I turned into an alley, and my suddenly my headlights lit up two huge, magnificent, powerful black panthers who had been crouching in the middle of the lane, about 30 feet away.  Their yellow eyes reflected implacably back at me, unblinking.  Then they both rose, with rippling muscles and fur black as the purest India ink, and the larger one almost immediately rushed the car.  While he moved in a blur, time slowed (as I’m told it does in life or death situations), and I realized with a panicked start that the left passenger side window was rolled down (which is often the case when I have my dog in the car with me – she loves snuffing through the open window – and it’s not that uncommon for me to forget to roll it back up once we’ve arrived at our destination).

I frantically shouted to myself over and over “Roll the window up!  Roll the window up!” but instead I sat, petrified, unable to move.  The huge cat reached through the window and clawed at my seat, raking at my shoulder and I knew it would pull me back and out of the car, and I screamed as those claws entered my flesh… and I woke up.  My heart was pounding and the blood was rushing through my body.  I realized (it seemed like I heard my own echoed sounds) that I had not truly screamed but instead had kind of humphhed myself awake, but whatever sound I made was violent enough to rouse me instantly. Once awake, I immediately knew where I was: in my own bed, whole and mundane and safe.  There was no lingering confusion, no reverberating threat, but the dream was – and still is – incredibly vivid in my mind.

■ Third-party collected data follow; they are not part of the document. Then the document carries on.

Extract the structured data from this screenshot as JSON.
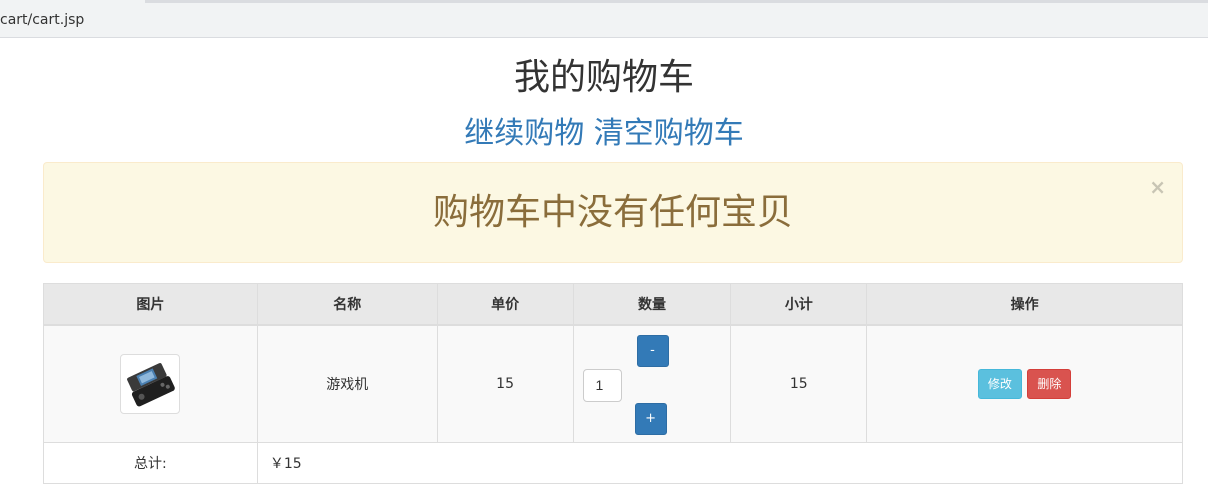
{
  "browser": {
    "url": "cart/cart.jsp"
  },
  "page": {
    "title": "我的购物车",
    "links": {
      "continue": "继续购物",
      "clear": "清空购物车"
    }
  },
  "alert": {
    "message": "购物车中没有任何宝贝",
    "close": "×"
  },
  "table": {
    "headers": [
      "图片",
      "名称",
      "单价",
      "数量",
      "小计",
      "操作"
    ],
    "rows": [
      {
        "image_icon": "game-console-icon",
        "name": "游戏机",
        "price": "15",
        "qty_minus": "-",
        "quantity": "1",
        "qty_plus": "+",
        "subtotal": "15",
        "edit": "修改",
        "delete": "删除"
      }
    ],
    "total_label": "总计:",
    "total_value": "￥15"
  },
  "colors": {
    "link": "#337ab7",
    "alert_bg": "#fcf8e3",
    "alert_text": "#8a6d3b",
    "primary_btn": "#337ab7",
    "info_btn": "#5bc0de",
    "danger_btn": "#d9534f"
  }
}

It doesn’t take a lot of head scratching to be able to put a theory to my dream.  Faced with recent drastic life changes, what was once something seen from afar as beautiful but remote (forced early retirement morphing into inescapable financial insecurity, leading to insolvency and dependency, loss of control, etc., etc.)  is now a threat to my own security, and although I know what needs to be done to protect myself I seem unable to affect the necessary changes in order to negate the threat.  I also intellectually know this dream is merely a way for my brain to grapple and even move past the admittedly irrational fear of being inert when I should be acting, of being unable to get out of harm’s way, as it were.  I actually see this dream as a positive thing, because now that I have faced the possibility in my dream, I can let it go in “real life” and move forward.  It’s part of the mobilization process, getting the rusty wheels turning towards production again.

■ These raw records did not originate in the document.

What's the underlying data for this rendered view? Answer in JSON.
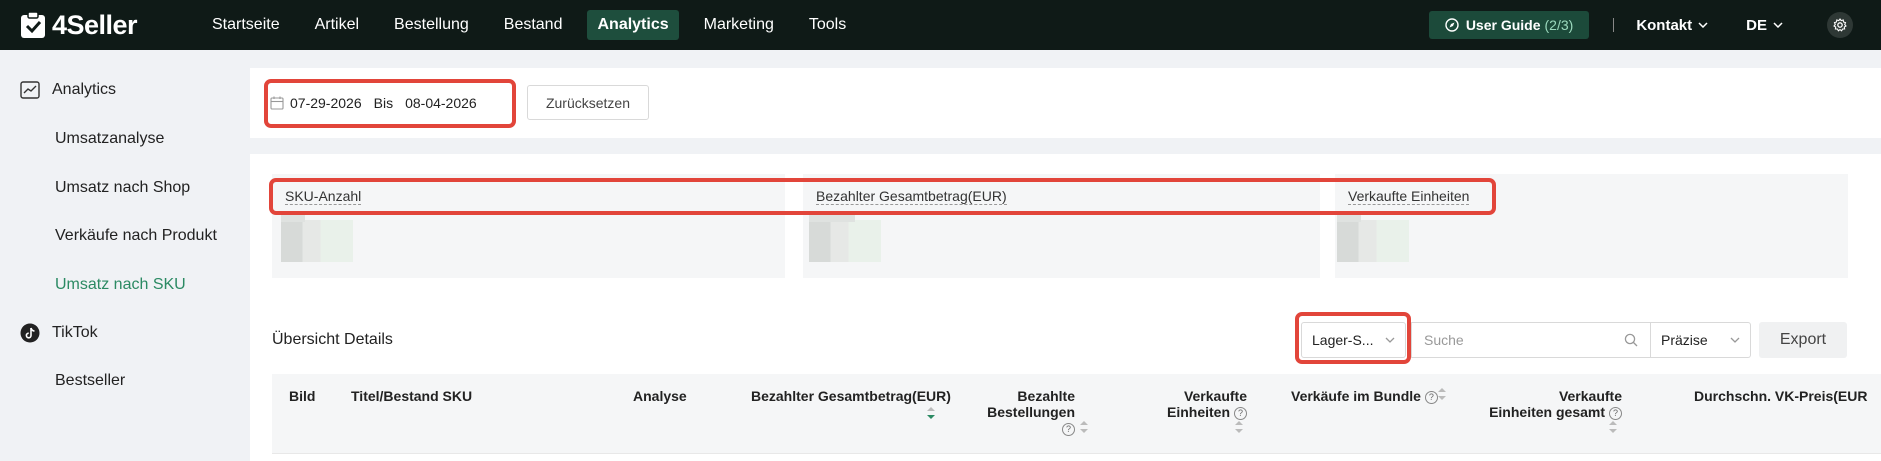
{
  "brand": {
    "name": "4Seller"
  },
  "nav": {
    "items": [
      "Startseite",
      "Artikel",
      "Bestellung",
      "Bestand",
      "Analytics",
      "Marketing",
      "Tools"
    ],
    "active": "Analytics",
    "guide_label": "User Guide",
    "guide_count": "(2/3)",
    "contact_label": "Kontakt",
    "language": "DE"
  },
  "sidebar": {
    "groups": [
      {
        "label": "Analytics",
        "icon": "chart-line-icon",
        "items": [
          "Umsatzanalyse",
          "Umsatz nach Shop",
          "Verkäufe nach Produkt",
          "Umsatz nach SKU"
        ]
      },
      {
        "label": "TikTok",
        "icon": "tiktok-icon",
        "items": [
          "Bestseller"
        ]
      }
    ],
    "active_item": "Umsatz nach SKU"
  },
  "filters": {
    "date_from": "07-29-2026",
    "date_separator": "Bis",
    "date_to": "08-04-2026",
    "reset_label": "Zurücksetzen"
  },
  "metrics": [
    {
      "label": "SKU-Anzahl"
    },
    {
      "label": "Bezahlter Gesamtbetrag(EUR)"
    },
    {
      "label": "Verkaufte Einheiten"
    }
  ],
  "details": {
    "title": "Übersicht Details",
    "warehouse_select": "Lager-S...",
    "search_placeholder": "Suche",
    "match_select": "Präzise",
    "export_label": "Export"
  },
  "table": {
    "columns": {
      "bild": "Bild",
      "titel": "Titel/Bestand SKU",
      "analyse": "Analyse",
      "betrag": "Bezahlter Gesamtbetrag(EUR)",
      "bestellungen_1": "Bezahlte",
      "bestellungen_2": "Bestellungen",
      "einheiten_1": "Verkaufte",
      "einheiten_2": "Einheiten",
      "bundle": "Verkäufe im Bundle",
      "gesamt_1": "Verkaufte",
      "gesamt_2": "Einheiten gesamt",
      "vkpreis": "Durchschn. VK-Preis(EUR"
    }
  },
  "colors": {
    "accent": "#2b8a63",
    "highlight": "#e2453a",
    "topbar": "#0f1a17"
  }
}
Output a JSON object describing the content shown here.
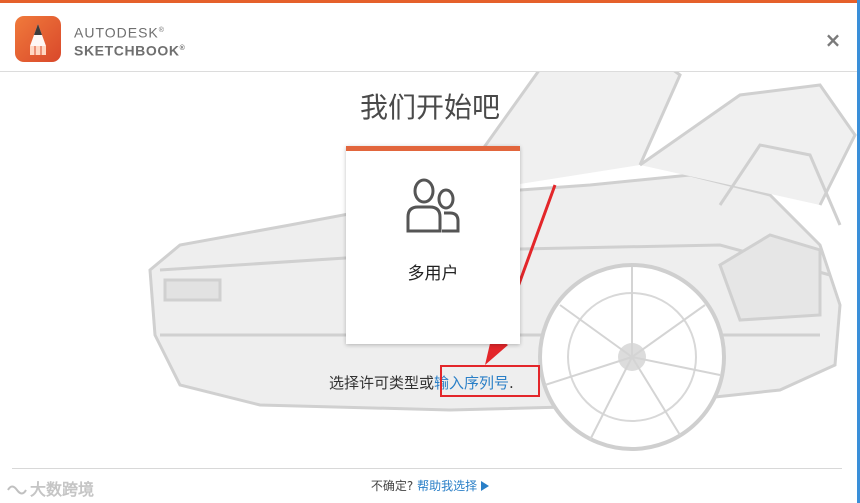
{
  "brand": {
    "line1": "AUTODESK",
    "line2": "SKETCHBOOK",
    "reg_mark": "®"
  },
  "header": {
    "close_glyph": "×"
  },
  "main": {
    "title": "我们开始吧",
    "card": {
      "label": "多用户",
      "icon": "multi-user-icon"
    },
    "license": {
      "prefix": "选择许可类型或",
      "link": "输入序列号",
      "suffix": "."
    }
  },
  "footer": {
    "question": "不确定? ",
    "link": "帮助我选择"
  },
  "watermark": {
    "text": "大数跨境"
  },
  "colors": {
    "accent": "#e2663d",
    "link": "#2a7fc7",
    "highlight": "#e3262a"
  }
}
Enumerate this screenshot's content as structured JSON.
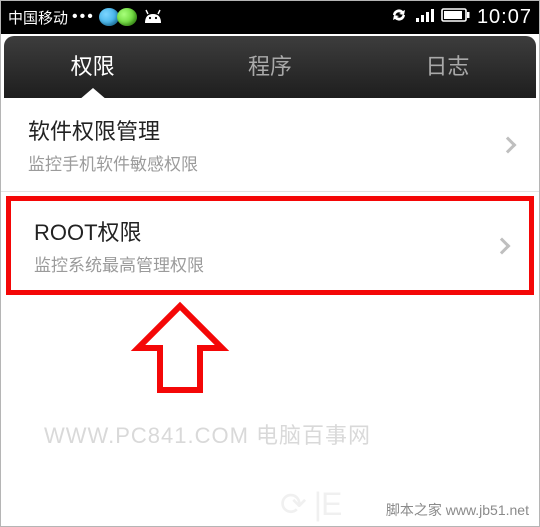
{
  "status": {
    "carrier": "中国移动",
    "dots": "•••",
    "time": "10:07"
  },
  "tabs": {
    "t0": "权限",
    "t1": "程序",
    "t2": "日志"
  },
  "items": {
    "i0": {
      "title": "软件权限管理",
      "subtitle": "监控手机软件敏感权限"
    },
    "i1": {
      "title": "ROOT权限",
      "subtitle": "监控系统最高管理权限"
    }
  },
  "watermarks": {
    "a": "WWW.PC841.COM 电脑百事网",
    "b": "脚本之家 www.jb51.net"
  }
}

But dang, it was scary.  Those panthers were completely uncaring; detached, powerful killing machines.  And I had left the window open.  But even as I recall the details – the glistening dampness of the alley walls, the clarity of the air, the amber sweep of the headlights as I turned the corner and the crunch of the tires on asphalt, the sinewy movement of feline muscle under jet black fur, the vacuum of perception regarding the window controls, the smack of the cat’s body against the car – I’m caught up in how beautiful it all was in such a threatening, visceral way.  In a terrifyingly threatening, visceral way.

At least I know I’m still alive, on both a conscious and subconscious level.  And I’m pretty sure there are no predatory black panthers languishing in any of the alleyways here in my metropolitan city.  Therefore, I hope tonight’s dreams spiral in a more pleasant realm.